- Vmware capacity planning best practices 64 Bit#
- Vmware capacity planning best practices series#
- Vmware capacity planning best practices free#
Network CompressionĪs a distributed database, MongoDB relies on efficient network transport during query routing and inter-node replication. When running MongoDB servers and clients on NUMA hardware, you should configure a memory interleave policy using the numactl -interleave command. Running MongoDB on a system with Non-Uniform Memory Access (NUMA) can cause a number of operational problems, including slow performance for periods of time, inability to use all available RAM, and high system process usage. Use Interleave Policy on NUMA Architecture MongoDB Atlas automatically provisions a query router for each shard in your cluster. You should use at least as many mongos processes as there are shards. Multiple mongos processes should be spread across multiple servers. Note that MongoDB itself will also allocate memory beyond the WiredTiger cache.Īlso, as MongoDB supports variable sized records and WiredTiger creates variable sized pages, some memory fragmentation is expected and will consume memory above the configured cache size. Caution should be taken if raising the value as it takes resources from the OS, and WiredTiger performance can actually degrade as the filesystem cache becomes less effective.
Vmware capacity planning best practices free#
If the cache does not have enough space to load additional data, WiredTiger evicts pages from the cache to free up space.īy default, is set to 50% of the available RAM, minus 1 GB. The size of WiredTiger storage engine’s internal cache is tunable through the setting and should be large enough to hold your entire working set.

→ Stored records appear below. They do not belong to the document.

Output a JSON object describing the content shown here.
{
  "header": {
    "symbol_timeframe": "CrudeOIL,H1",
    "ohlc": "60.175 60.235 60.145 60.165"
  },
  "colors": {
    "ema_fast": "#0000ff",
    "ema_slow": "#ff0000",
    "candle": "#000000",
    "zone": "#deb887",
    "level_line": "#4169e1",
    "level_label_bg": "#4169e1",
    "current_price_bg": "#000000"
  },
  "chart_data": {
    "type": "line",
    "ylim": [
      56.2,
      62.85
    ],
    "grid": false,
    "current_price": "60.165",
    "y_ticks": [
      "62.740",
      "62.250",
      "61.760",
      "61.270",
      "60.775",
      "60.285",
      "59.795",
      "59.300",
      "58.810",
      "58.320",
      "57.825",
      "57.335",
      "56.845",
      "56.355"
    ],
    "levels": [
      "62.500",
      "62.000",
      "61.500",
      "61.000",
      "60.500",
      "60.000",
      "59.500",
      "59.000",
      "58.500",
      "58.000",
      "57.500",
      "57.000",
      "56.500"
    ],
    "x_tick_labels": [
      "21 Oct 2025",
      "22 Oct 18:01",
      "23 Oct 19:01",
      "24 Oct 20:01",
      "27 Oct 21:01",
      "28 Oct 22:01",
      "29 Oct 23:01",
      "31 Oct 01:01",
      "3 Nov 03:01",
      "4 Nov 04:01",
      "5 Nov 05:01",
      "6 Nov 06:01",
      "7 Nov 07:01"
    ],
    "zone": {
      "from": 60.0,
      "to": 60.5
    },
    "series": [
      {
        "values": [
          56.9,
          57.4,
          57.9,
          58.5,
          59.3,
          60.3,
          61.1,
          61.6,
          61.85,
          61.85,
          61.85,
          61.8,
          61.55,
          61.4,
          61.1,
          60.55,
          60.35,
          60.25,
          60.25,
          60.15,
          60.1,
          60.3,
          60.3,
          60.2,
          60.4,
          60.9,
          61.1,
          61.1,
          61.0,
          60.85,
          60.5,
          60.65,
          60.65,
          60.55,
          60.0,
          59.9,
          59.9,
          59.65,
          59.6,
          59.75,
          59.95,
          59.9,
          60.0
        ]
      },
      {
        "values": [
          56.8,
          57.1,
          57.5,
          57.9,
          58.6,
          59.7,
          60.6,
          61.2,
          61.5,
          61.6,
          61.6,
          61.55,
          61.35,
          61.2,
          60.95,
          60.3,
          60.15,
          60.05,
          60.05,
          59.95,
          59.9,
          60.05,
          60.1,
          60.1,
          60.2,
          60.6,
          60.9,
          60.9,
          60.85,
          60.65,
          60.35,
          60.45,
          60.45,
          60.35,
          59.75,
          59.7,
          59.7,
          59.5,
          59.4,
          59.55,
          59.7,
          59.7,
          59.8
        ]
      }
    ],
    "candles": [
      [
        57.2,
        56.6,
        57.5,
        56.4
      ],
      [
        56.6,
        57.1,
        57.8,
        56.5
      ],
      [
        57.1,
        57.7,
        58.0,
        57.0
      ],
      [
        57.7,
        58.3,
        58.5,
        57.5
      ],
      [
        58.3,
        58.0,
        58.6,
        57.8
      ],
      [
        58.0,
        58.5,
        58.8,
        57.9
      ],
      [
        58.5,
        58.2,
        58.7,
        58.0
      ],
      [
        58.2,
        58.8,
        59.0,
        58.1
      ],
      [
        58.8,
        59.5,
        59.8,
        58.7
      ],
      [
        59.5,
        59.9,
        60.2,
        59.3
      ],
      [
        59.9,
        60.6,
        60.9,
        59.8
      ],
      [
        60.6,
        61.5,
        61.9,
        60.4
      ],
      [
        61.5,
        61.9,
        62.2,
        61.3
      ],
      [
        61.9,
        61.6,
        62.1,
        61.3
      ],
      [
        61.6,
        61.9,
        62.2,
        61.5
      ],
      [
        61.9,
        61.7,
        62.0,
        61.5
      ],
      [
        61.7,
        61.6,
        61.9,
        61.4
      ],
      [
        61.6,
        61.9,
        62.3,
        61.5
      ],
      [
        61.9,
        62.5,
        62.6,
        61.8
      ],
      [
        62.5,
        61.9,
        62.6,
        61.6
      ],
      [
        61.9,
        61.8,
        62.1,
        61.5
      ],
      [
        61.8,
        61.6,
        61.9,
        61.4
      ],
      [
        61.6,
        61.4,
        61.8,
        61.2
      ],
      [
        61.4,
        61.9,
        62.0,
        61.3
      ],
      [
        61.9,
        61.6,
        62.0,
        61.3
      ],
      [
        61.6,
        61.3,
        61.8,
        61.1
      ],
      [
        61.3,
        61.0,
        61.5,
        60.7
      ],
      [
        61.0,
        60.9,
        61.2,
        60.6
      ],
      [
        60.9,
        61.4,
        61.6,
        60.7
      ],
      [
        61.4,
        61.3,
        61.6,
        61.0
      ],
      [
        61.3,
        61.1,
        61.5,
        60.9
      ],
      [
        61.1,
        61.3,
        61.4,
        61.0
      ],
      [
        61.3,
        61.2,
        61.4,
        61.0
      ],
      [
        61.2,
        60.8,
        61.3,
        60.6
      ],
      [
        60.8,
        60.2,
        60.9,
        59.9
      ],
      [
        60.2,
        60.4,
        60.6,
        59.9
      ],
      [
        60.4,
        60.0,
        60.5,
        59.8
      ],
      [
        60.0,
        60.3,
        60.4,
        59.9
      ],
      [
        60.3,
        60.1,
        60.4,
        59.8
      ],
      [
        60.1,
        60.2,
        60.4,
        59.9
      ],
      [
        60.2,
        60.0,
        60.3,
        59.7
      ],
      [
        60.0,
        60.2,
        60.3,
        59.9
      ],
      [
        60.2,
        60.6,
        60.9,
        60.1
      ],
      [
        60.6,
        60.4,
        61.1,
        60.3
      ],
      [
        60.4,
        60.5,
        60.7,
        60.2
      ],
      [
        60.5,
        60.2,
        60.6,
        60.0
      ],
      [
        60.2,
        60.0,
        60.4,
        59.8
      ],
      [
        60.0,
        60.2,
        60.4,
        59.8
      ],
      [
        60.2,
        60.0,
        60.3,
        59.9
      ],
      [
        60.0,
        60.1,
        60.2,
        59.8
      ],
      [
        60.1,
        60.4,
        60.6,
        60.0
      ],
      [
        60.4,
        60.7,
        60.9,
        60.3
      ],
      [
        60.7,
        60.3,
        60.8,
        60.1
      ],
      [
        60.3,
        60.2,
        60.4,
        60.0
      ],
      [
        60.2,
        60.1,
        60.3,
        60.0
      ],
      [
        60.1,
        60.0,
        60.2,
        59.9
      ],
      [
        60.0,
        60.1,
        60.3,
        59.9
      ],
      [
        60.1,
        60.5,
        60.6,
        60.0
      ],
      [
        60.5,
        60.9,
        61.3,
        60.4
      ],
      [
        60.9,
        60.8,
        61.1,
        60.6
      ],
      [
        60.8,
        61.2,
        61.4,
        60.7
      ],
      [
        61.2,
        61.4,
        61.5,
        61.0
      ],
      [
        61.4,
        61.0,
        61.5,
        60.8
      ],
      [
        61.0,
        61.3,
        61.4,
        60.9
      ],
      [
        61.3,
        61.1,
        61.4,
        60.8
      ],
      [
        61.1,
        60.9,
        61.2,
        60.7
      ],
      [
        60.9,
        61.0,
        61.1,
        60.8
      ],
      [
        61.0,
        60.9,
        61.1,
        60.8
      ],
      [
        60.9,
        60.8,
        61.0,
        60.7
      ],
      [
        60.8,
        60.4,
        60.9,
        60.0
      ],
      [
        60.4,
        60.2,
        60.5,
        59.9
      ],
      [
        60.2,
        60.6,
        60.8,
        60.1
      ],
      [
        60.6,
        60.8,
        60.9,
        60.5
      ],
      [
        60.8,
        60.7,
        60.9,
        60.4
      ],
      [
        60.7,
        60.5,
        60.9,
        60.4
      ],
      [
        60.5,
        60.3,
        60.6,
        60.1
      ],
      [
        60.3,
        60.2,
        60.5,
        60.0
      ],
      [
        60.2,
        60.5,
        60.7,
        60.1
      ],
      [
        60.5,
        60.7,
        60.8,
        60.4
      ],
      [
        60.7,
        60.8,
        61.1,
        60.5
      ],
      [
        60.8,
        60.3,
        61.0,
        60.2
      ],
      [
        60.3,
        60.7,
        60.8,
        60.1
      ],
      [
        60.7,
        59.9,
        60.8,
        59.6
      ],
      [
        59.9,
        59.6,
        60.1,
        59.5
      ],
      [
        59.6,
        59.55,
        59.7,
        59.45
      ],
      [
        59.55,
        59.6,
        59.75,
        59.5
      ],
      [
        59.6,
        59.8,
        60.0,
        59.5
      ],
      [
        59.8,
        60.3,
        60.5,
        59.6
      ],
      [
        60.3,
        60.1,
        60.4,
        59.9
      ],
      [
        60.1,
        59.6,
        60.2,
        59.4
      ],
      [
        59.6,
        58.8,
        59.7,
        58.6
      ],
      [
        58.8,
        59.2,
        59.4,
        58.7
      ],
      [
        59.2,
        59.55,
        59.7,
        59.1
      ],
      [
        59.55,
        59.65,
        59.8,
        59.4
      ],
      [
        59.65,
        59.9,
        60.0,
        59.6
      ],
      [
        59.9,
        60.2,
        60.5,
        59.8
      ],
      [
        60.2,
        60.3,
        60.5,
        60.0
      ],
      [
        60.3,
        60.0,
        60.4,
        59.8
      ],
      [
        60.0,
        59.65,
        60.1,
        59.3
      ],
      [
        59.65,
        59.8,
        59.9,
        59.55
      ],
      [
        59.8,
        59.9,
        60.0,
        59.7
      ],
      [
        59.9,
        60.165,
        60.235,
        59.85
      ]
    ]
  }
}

In this case you will have to make several configuration changes to make sure each process has sufficient resources.įor availability, multiple members of the same replica set should not be co-located on the same physical hardware or share any single point of failure such as a power supply or network switch. With appropriate sizing and resource allocation using virtualization or container technologies, multiple MongoDB processes can safely run on a single physical server without contending for resources.įor some use cases (multi-tenant, microsharding) users deploy multiple MongoDB processes on the same host. Dedicate Each Server to a Single Role in the Systemįor best performance, you should run one mongod process per host. Review the documentation to see the current limits. In MongoDB Atlas, the number of CPU cores and concurrent client connections is a function of your chosen cluster tier. Note that typically investing in more RAM and disk IOPS gives the highest benefit to database performance. You should provision an adequate number of CPU cores in proportion to concurrent client connections. In addition background worker threads perform tasks like checkpointing and cache eviction. Typically a single client connection is represented by its own thread. MongoDB’s WiredTiger storage engine architecture is capable of efficiently using multiple CPU cores.
Vmware capacity planning best practices series#
Refer to Part 1 of the series for more information. RAM size is the most important factor for instance sizing other optimizations may not significantly improve the performance of the database if there is insufficient RAM. Ensure Your Working Set Fits in RAMĪs stated in the very first blog post of this series, MongoDB performs best when the application’s working set (indexes and most frequently accessed data) fits in memory. Refer to the supported platforms section of the documentation for the latest hardware and OS support matrices.
Vmware capacity planning best practices 64 Bit#
Run on Supported Platformsīeyond Atlas, you can run MongoDB on a variety of operating systems and processor architectures – from 64 bit x86 and ARM CPUs, to IBM POWER and mainframe systems. If you are running MongoDB yourself, then this post will be useful for you. You should refer to the Atlas Sizing and Tier Selection documentation for guidance on sizing. If you are running MongoDB on Atlas, our fully-managed and global cloud database service, then many of the considerations in this section are taken care of for you.